Abdurrahman bin Abu Bakar masuk ke dalam sambil memegangi siwak. Saat itu aku merengkuh tubuh beliau. Aku melihat beliau melirik ke siwak di tangan Abdurrahman. Karena aku tahu beliau sangat melirik ke siwak di tangan Abdurrahman. Karena aku tahu beliau sangat suka kepada siwak, maka aku bertanya,”Apakah saya boleh mengambil siwak itu untuk Anda?”

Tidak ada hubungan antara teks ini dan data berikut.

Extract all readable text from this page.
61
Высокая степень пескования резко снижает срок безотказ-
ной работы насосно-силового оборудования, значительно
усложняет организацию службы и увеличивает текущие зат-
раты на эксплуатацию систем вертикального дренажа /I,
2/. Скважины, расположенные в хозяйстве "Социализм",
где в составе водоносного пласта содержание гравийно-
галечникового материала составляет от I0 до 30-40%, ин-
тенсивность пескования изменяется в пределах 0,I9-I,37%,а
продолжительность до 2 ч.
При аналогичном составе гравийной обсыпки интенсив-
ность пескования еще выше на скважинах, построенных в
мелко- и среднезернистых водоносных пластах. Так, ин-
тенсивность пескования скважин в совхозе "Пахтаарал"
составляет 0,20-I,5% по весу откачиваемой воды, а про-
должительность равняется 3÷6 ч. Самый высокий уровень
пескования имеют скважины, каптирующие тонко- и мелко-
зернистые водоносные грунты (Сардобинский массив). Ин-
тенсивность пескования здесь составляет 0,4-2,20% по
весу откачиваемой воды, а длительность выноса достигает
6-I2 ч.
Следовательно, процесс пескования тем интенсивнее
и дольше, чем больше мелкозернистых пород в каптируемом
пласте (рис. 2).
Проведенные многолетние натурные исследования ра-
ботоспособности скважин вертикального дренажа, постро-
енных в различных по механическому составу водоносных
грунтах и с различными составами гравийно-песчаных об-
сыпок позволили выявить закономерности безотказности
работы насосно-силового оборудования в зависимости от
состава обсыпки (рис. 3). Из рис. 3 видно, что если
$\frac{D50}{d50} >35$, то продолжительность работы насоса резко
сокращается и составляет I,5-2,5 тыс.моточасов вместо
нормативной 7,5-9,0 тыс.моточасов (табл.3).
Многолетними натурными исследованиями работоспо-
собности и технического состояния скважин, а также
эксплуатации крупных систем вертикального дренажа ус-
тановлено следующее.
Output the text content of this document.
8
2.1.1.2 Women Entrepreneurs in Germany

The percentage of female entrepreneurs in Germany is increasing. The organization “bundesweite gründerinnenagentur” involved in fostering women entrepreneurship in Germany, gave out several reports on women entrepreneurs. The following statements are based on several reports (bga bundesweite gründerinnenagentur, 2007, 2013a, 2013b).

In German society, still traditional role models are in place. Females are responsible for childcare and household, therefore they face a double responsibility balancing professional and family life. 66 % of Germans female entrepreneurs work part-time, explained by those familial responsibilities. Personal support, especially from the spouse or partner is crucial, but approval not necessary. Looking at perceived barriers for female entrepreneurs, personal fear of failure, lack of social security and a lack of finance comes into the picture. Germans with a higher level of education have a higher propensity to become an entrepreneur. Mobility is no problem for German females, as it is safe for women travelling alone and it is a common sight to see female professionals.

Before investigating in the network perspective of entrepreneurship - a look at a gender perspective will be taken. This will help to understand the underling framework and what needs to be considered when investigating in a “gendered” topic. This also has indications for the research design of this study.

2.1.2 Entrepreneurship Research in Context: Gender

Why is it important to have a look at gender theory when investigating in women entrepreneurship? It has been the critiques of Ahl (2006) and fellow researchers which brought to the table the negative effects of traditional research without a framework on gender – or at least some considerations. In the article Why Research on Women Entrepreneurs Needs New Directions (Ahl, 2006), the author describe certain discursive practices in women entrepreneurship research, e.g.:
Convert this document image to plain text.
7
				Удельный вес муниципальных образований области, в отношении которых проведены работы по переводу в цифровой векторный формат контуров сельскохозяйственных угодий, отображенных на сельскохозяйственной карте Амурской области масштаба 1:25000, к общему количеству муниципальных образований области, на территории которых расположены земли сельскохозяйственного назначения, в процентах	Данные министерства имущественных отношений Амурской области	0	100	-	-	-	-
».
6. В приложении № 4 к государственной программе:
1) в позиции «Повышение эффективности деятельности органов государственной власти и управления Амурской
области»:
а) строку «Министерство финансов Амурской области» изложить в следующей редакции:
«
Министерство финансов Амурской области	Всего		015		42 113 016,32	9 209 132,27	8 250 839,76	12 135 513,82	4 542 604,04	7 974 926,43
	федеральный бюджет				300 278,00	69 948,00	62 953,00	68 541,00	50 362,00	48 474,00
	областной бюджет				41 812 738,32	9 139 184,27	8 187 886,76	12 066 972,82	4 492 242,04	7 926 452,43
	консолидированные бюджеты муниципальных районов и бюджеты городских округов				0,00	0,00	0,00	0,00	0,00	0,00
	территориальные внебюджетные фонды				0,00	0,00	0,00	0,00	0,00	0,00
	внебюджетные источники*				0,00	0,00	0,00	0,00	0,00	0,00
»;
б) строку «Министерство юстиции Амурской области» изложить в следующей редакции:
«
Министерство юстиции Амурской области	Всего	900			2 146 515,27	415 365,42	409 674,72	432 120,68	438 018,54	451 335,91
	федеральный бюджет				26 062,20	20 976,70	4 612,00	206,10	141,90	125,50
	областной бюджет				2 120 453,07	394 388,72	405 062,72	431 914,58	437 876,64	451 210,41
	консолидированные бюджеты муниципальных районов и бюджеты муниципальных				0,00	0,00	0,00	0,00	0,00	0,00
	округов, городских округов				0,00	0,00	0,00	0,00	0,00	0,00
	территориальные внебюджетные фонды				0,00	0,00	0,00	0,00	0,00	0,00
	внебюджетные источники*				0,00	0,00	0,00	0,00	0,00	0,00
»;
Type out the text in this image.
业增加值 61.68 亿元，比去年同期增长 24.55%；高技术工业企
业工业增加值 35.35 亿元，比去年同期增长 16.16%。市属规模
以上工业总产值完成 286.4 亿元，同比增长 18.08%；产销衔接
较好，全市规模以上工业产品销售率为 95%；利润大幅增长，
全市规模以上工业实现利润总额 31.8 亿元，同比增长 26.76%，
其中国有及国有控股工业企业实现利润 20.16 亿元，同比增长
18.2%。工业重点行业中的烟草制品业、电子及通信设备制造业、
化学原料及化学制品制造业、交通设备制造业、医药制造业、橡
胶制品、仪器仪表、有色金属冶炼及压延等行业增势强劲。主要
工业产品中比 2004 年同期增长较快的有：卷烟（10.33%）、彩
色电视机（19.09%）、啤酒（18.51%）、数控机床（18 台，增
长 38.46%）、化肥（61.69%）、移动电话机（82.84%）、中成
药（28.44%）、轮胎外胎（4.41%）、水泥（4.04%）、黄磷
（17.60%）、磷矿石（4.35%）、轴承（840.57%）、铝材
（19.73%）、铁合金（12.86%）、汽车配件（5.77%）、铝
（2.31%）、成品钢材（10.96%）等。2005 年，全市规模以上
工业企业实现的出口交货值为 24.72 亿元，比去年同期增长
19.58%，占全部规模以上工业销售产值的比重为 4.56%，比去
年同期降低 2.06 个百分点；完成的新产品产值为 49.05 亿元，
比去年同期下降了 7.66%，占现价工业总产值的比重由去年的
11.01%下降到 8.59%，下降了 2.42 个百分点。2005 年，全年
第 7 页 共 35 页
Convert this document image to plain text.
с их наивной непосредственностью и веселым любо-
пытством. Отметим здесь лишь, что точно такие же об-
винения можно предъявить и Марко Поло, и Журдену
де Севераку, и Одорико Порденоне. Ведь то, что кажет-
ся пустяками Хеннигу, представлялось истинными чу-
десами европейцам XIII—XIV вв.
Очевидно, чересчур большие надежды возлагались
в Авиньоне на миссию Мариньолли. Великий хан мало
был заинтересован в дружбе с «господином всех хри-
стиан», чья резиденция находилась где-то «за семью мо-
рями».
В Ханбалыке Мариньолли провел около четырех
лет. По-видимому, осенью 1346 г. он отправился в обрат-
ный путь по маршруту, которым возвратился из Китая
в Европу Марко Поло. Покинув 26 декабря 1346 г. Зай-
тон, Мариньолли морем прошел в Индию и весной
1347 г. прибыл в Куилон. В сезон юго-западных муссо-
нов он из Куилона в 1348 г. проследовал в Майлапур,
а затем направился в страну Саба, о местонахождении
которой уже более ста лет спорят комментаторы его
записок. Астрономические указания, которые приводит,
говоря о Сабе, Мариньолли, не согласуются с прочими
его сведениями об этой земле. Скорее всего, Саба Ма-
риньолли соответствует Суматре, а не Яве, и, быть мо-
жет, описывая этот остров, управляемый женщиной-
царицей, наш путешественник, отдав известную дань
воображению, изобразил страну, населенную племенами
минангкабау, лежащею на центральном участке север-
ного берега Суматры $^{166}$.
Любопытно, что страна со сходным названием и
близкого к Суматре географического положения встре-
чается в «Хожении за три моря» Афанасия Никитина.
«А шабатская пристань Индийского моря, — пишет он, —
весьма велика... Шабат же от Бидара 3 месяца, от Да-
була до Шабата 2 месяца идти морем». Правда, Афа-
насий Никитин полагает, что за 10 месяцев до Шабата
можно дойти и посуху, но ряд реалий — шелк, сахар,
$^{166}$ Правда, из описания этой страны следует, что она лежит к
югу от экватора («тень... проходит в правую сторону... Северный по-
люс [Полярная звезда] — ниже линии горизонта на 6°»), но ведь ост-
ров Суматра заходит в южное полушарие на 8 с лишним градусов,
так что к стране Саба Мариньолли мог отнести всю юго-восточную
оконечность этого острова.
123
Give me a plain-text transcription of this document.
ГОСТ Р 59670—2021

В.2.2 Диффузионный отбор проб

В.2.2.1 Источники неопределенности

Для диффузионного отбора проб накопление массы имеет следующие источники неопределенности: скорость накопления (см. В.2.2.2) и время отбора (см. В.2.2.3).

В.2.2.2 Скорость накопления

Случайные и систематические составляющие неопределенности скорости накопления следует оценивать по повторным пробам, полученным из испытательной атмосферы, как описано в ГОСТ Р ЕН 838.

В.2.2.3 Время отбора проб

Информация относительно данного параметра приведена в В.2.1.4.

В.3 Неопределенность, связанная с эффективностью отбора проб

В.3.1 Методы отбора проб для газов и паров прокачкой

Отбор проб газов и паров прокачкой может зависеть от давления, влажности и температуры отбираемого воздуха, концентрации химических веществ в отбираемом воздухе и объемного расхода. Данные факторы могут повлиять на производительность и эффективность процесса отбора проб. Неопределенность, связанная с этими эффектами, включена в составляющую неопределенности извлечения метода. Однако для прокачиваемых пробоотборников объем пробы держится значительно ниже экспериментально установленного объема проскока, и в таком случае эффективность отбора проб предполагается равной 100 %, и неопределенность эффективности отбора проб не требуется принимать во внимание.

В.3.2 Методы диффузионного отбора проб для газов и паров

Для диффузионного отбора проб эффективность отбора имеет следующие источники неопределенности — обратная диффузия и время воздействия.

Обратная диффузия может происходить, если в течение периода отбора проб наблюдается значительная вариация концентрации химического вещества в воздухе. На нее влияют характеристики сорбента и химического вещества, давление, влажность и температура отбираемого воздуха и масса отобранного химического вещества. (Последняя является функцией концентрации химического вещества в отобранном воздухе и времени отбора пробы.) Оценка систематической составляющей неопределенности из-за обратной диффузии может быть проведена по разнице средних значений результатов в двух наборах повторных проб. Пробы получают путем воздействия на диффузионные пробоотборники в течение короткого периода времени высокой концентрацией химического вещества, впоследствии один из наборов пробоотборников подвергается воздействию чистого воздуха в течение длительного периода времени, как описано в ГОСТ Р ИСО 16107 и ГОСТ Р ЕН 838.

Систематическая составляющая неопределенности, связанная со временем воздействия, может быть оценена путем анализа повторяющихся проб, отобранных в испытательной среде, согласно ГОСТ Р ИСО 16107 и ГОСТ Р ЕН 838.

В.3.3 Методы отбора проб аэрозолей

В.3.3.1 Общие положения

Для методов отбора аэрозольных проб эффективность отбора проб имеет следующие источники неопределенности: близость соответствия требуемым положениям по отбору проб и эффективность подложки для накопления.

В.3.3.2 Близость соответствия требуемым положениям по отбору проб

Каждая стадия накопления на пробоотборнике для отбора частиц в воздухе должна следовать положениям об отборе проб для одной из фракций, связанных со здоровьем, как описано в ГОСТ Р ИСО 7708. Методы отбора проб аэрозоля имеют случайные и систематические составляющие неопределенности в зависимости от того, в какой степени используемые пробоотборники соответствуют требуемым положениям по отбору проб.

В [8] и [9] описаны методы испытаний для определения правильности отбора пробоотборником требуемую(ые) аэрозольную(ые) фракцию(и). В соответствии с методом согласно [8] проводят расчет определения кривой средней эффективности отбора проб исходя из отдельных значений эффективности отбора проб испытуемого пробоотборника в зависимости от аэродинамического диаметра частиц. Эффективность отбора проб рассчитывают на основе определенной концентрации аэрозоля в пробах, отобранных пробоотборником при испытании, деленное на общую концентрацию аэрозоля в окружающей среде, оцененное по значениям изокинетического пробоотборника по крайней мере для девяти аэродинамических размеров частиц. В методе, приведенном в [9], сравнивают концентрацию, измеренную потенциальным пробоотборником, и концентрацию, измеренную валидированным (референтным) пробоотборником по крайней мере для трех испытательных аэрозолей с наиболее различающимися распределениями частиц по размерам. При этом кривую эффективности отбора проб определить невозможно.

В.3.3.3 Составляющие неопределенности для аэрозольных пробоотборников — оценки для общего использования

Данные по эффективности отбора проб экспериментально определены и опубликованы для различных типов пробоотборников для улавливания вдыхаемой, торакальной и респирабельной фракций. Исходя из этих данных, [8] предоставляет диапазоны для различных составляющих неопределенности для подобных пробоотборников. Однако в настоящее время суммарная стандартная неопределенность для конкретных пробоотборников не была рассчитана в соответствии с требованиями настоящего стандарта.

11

Beliau mengiyakan dengan isyarat kepala. Maka aku menyerahkannya kepada beliau dan menngosokkannya ke mulut beliau. Rupanya gosokanku terlalu keras bagi beliau. Aku bertanya,”Apakah aku harus memelankannya?” Beliau mengiyakan dengan isyarat kepala. Maka aku menggosok dengan pelan-pelan sekali. Di dekat tangan beliau saat itu ada bejana berisi air. Beliau mencelupkan kedua tangan ke dalam air lalu mengusapkannya ke wajah. Sambil berkata,”tiadailah yang berhak disembah selain Allah. Sesungguhnya kematian itu ada sekaratnya.”

Usai bersiwak, beliau mengangkat tangan atau jari-jari   Mengarahkan pandangan ke arah langit-langit rumah dan kedua bibir beliau bergerak-gerak. Aisyah masih sempat mendengar sabda beliau pada saat-saat itu, “Bersama orang-orang yang Engkau beri nikmat atas mereka dari pada nabi, siddiqin, syuhada, dan Shalihin. Ya Allah, ampunilah dosaku dan rahmatilah aku. Pertemukanlah aku dengan kekasih yang maha tinggi, ya Allah, kekasih yang maha tinggi.” Kalimat yang terakhir ini diulang hingga tiga kali yang disusul dengan tangan beliau yang melwmah.

Innalilahi wa Inna ilaihi Raji’un. Beliau telah berpulang kepada kekasih yang maha tinggi. Hal ini terjadi saat pagi sudah terasa panas, pada senin 12 Rabi’ul Awwal 11 H. Beliau wafat pada usia 63 tahun lebih empat hari.